Some "nyms" you are familar with outside the Bible Sense Lexicon:

  • synonym - a word that in some context can replace the current word in a sentence without changing the meaning
  • antonym - a word that in some context can replace the current word in a sentence to give the opposite meaning
  • homonym - to different words that sound the same (sail, sale); note that some people consider the different senses of a polysemous words to be homonyms.
  • contronym - a polysemous word in which one sense is an antonym to another sense (dust - to remove dust from furniture, to add dust (powered sugar) to a cake)
  • heteronym - words that are written identically (homographs) but pronounced differently with different meaning e.g. wind, bow

For synonyms Logos offers some specific resources:

  • Trench, Richard Chenevix. Synonyms of the New Testament. London: Macmillan and Co., 1880.
  • Girdlestone, Robert Baker. Synonyms of the Old Testament: Their Bearing on Christian Doctrine. Oak Harbor, WA: Logos Research Systems, Inc., 1998.
  • Custer, Stewart. A Treasury of New Testament Synonyms. Greenville, SC: Bob Jones University Press, 1975.

Some "nyms" one knows from the relationship section of the Bible Sense Lexicon:

  • hypernym - the class word in a "kind of" relationship (dog is a kind of canine)
  • hyponym - the instance word in a "kind of" relationship (dog is a kind of canine)
  • meronym - the part in a "part of" relationship (tire is a part of a truck)
  • holonym - the whole in a "part of" relationship (tire is a part of a truck)
  • troponym - the style part of the relationship of doing something in a particular style (lisp is a troponym of speak)
  • pertainym - an adjective that classifies its noun (musical instrument)
  • entailment (not a nym) - a prerequisite for the act (sleep is entailed by snore)

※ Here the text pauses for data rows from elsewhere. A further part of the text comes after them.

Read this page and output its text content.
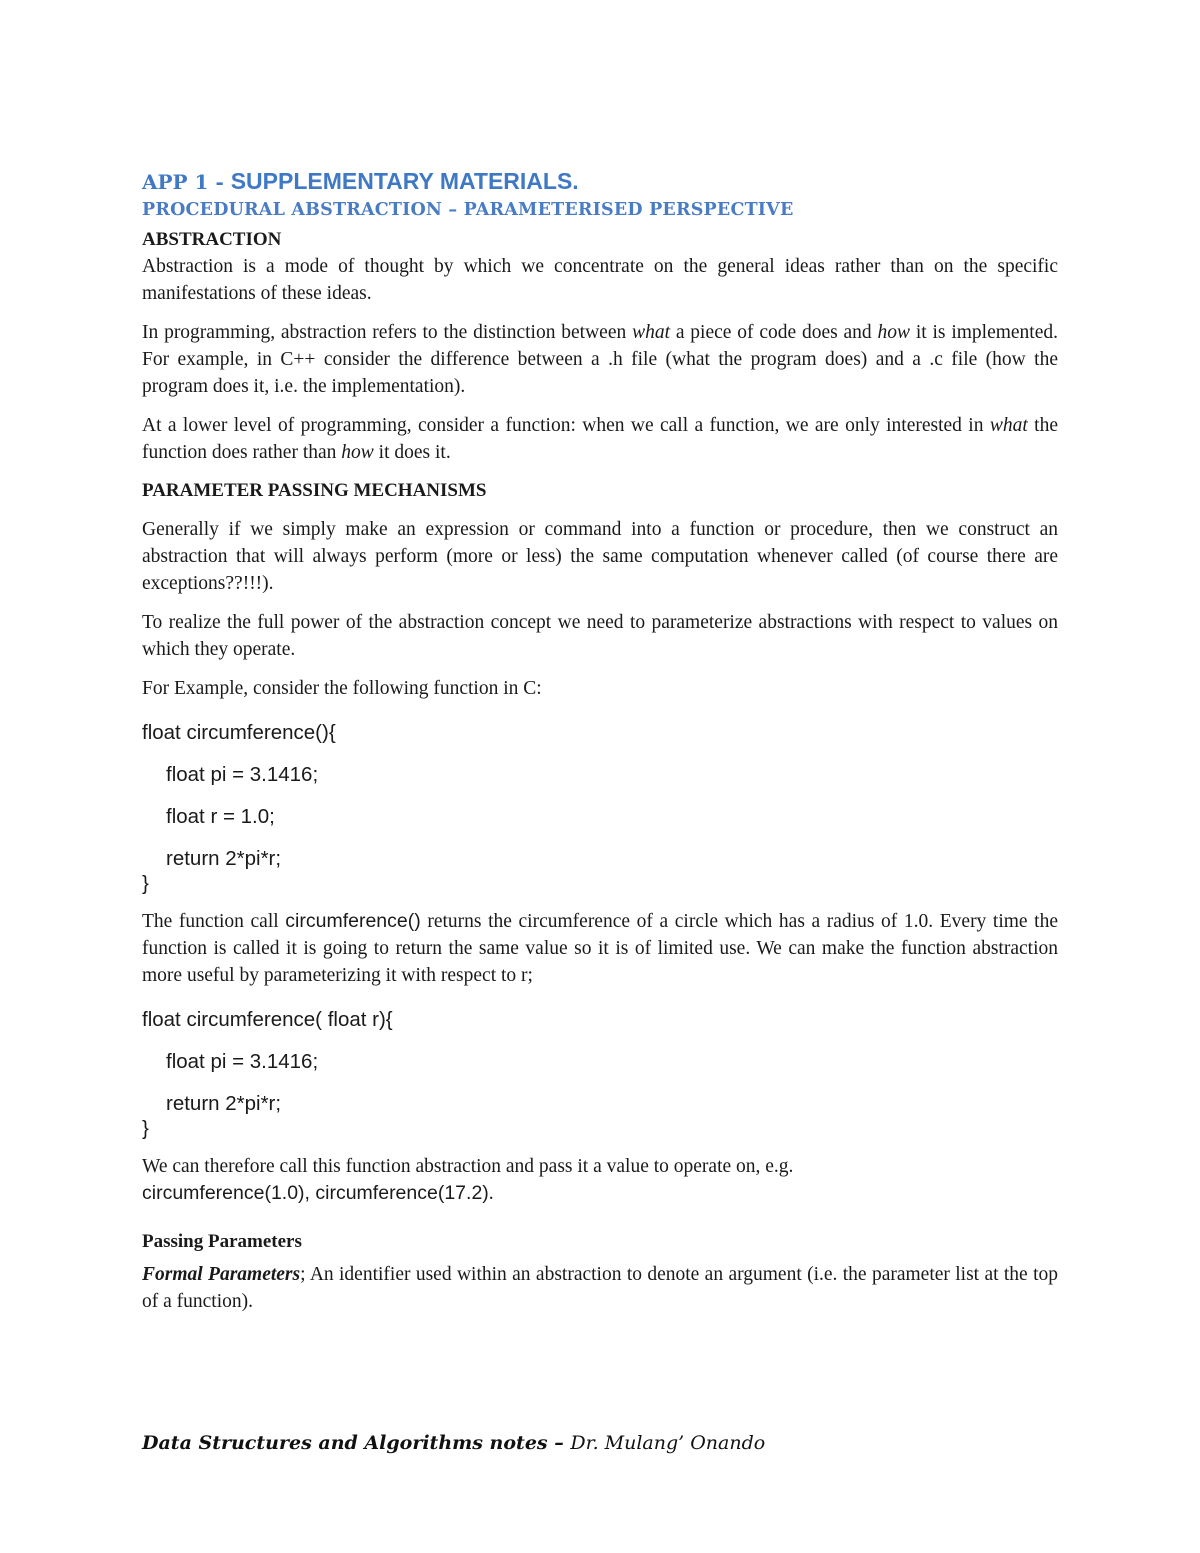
APP 1 - SUPPLEMENTARY MATERIALS.
PROCEDURAL ABSTRACTION – PARAMETERISED PERSPECTIVE
ABSTRACTION

Abstraction is a mode of thought by which we concentrate on the general ideas rather than on the specific manifestations of these ideas.

In programming, abstraction refers to the distinction between what a piece of code does and how it is implemented. For example, in C++ consider the difference between a .h file (what the program does) and a .c file (how the program does it, i.e. the implementation).

At a lower level of programming, consider a function: when we call a function, we are only interested in what the function does rather than how it does it.

PARAMETER PASSING MECHANISMS

Generally if we simply make an expression or command into a function or procedure, then we construct an abstraction that will always perform (more or less) the same computation whenever called (of course there are exceptions??!!!).

To realize the full power of the abstraction concept we need to parameterize abstractions with respect to values on which they operate.

For Example, consider the following function in C:

float circumference(){
float pi = 3.1416;
float r = 1.0;
return 2*pi*r;
}

The function call circumference() returns the circumference of a circle which has a radius of 1.0. Every time the function is called it is going to return the same value so it is of limited use. We can make the function abstraction more useful by parameterizing it with respect to r;

float circumference( float r){
float pi = 3.1416;
return 2*pi*r;
}

We can therefore call this function abstraction and pass it a value to operate on, e.g.
circumference(1.0), circumference(17.2).

Passing Parameters

Formal Parameters; An identifier used within an abstraction to denote an argument (i.e. the parameter list at the top of a function).

Data Structures and Algorithms notes – Dr. Mulang’ Onando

One other critical relationship:

  • homograph - two or more words that look the same when written but have separate meanings and eymology (go the verb and go the board game)

The Bible Sense Lexicon defines a meaning by placing it in the matrix of other words; the meaning may be expressed by a single word or a word and its synonyms. To access it through the Context Menu we use the familiar steps:

  1. select the word and right-click to open the Context Menu
  2. select the sense tab on the left
  3. select the Bible search action on the right. [The Bible Sense Lexicon is illustrated below.]

Notice that the search on the sense includes "man of god" when used as a synonym for prophet.

The Bible Sense Lexicon option opens in a floating panel. Under Lemmas, synonyms are shown; other relationships are shown in the diagram and in the Relationships section. Note that Louw-Nida semantic domains provide additional related information.

Pound the following into your head:

  • use the manuscript form when you are interested in the specific grammatical form of the word
  • use the lemma when you are interested in the word itself regardless of form
  • use the root when you are interested in a group of words related etymologically
  • use the sense when you are interested in the meaning of a group of words

Orthodox Bishop Alfeyev: "To be a theologian means to have experience of a personal encounter with God through prayer and worship."; Orthodox proverb: "We know where the Church is, we do not know where it is not."